Saturday, April 18, 2009

There is nothing called a dull election

Byline by M J Akbar: There is nothing called a dull election

The gem dropped in the middle of a convivial lunch when my friend, apropos of nothing, said: “There is some good news and there is some bad news. The good news is that there is no bad news.”

It has become so fashionable to be mournful about India that we frame current events in the opposite formulation: “There is good news and there is bad news. The bad news is that there is no good news.” My apologies to the professional pessimists, but every Indian election persuades me to remain an optimist. Around half a billion people, spread across a complex ethnic range, from every segment of wealth and poverty, vote to hold authority accountable, and their collective is distilled into the next government: as modern miracles go, this is top of the class.

For me the first day of the Great Indian Poll, henceforth to be known simply as GIP, was good news. From Kerala to Bihar, and through the Red Corridor (as the south-to-north Naxalite belt is now called) the voter challenged lacklustre politics and an overenthusiastic sun to send his and her message to the various shades of the ruling class. But there was a message as well to the insurgents. Voters refused to be intimidated by their guns and mines.

Eighteen died, including half a dozen policemen. Perhaps there would have been fewer dead policemen if the home ministry had not given instructions to them to carry only light arms. It is a bit distasteful to compare death counts, but not too long ago, in a state like Bihar alone, many dozens would die in inter-party, inter-caste and inter-ethnic violence during elections. There was a rather piquant situation at the end of polling on 16 April when Lalu Prasad Yadav, Bihar’s smiling slayer of political foes, demanded a re-poll because “Dalits” and the poor had been attacked with knives in three instances. Frankly, knives are a vast improvement on Bihar’s track record of guns as a means of coercion, but that was not the only catch in the story. It later transpired that in all three cases, Lalu’s supporters had done the attacking. Lalu’s body language was less deceptive than his language. He looked down, if not quite out.

“Extispicy” sounds like a sort of Asian nouvelle cuisine, but it is a form a divination. According to a friend who does a bit of foreseeing herself, it is “Derived from the word for entrails (exta) and the verb to look at (specto), extispicy…is the art of interpreting the entrails of sacrificial animals.” Apparently no Greek or Roman general in his senses would venture into battle without a check of the lungs, liver or intestines of a sacrificial animal. As is with so many things, the practice began in Iraq, Babylon to be precise, and travelled to the Greeks and Romans. The word ‘inaugural’, it seems, originates in the extispicy of chicken: ‘ave’ is bird, and ‘auvger’ the reader of the signs.

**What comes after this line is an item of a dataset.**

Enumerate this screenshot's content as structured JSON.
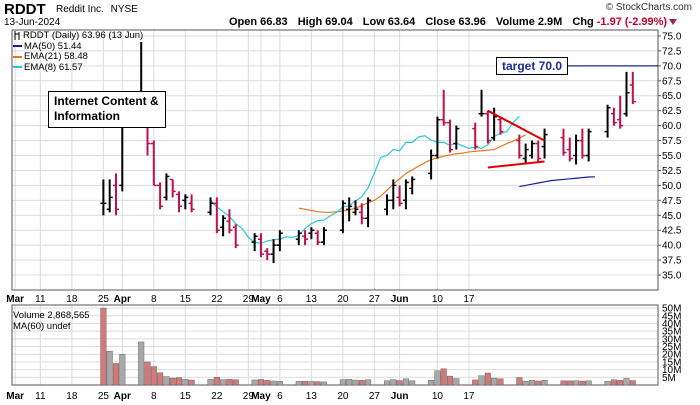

The entrails of the 124 seats that went to the polls in the first round lie in three regions and one section of the electorate. The three critical areas are Telangana in Andhra Pradesh, Vidarbha in Maharashtra and those sections of Assam that voted. The Congress numbers hinge on how well it can replicate its success in Andhra five years ago. All the opinion polls that give Congress in the region of 150 seats assume that it will get around 25 seats in Andhra. To reach that figure Congress has to do well in Telangana, since Rayalseema is a Chandrababu Naidu stronghold and Chiranjeevi could produce a few surprises in the coastal belt.

In Vidarbha, which has a long horizontal border with Madhya Pradesh, the BJP and Shiv Sena alliance won 10 of 11 seats in 2004, so there was a good chance of anti-incumbency bringing rewards to Congress and its ally Sharad Pawar. A reversal will dip BJP numbers, which is as much a Congress objective as increasing its own. This is one area from where Congress can offset losses incurred in other regions. In Assam the Congress took most of the seats in the last elections, but the reason why the three seats in which voting is taking place in the Northeast is important because they will indicate the way the Muslim mood is shifting, if it is shifting at all. Congress will be decimated in Assam without Muslim support, and the first indications from Assam are that Badruddin Ajmal, the successful businessman who is maverick enough to risk his finances for politics, has done very well against a heavyweight like Santosh Mohan Dev. It is impossible to predict who is going to win, but very possible to see which community is voting in which direction. Assam’s Muslims have deserted Congress for Ajmal. This will have serious implications for the party in a state that it tends to take for granted.

The news from eastern Uttar Pradesh, which also voted, is similar. In 2004 Muslims voted with passion and unity for either Congress or its allies. In this election, their vote is splintering, with the candidate rather than the party being the principal draw. In Varanasi, they have voted for Mukhtar Ansari, a man who they have not seen, for the good reason that he is in prison. Ansari is considered a criminal, but he had the right name. Elsewhere, the vote has gone to Mulayam Singh Yadav or to new parties that are unafraid to say that they will represent only the Muslim interest.

There is nothing called a dull election in India, which is why no one knows the outcome. The vote of 2009 is, as the saying goes, a mystery wrapped in an enigma. The opinion polls are nothing but expensive opinions. Just check the entrails.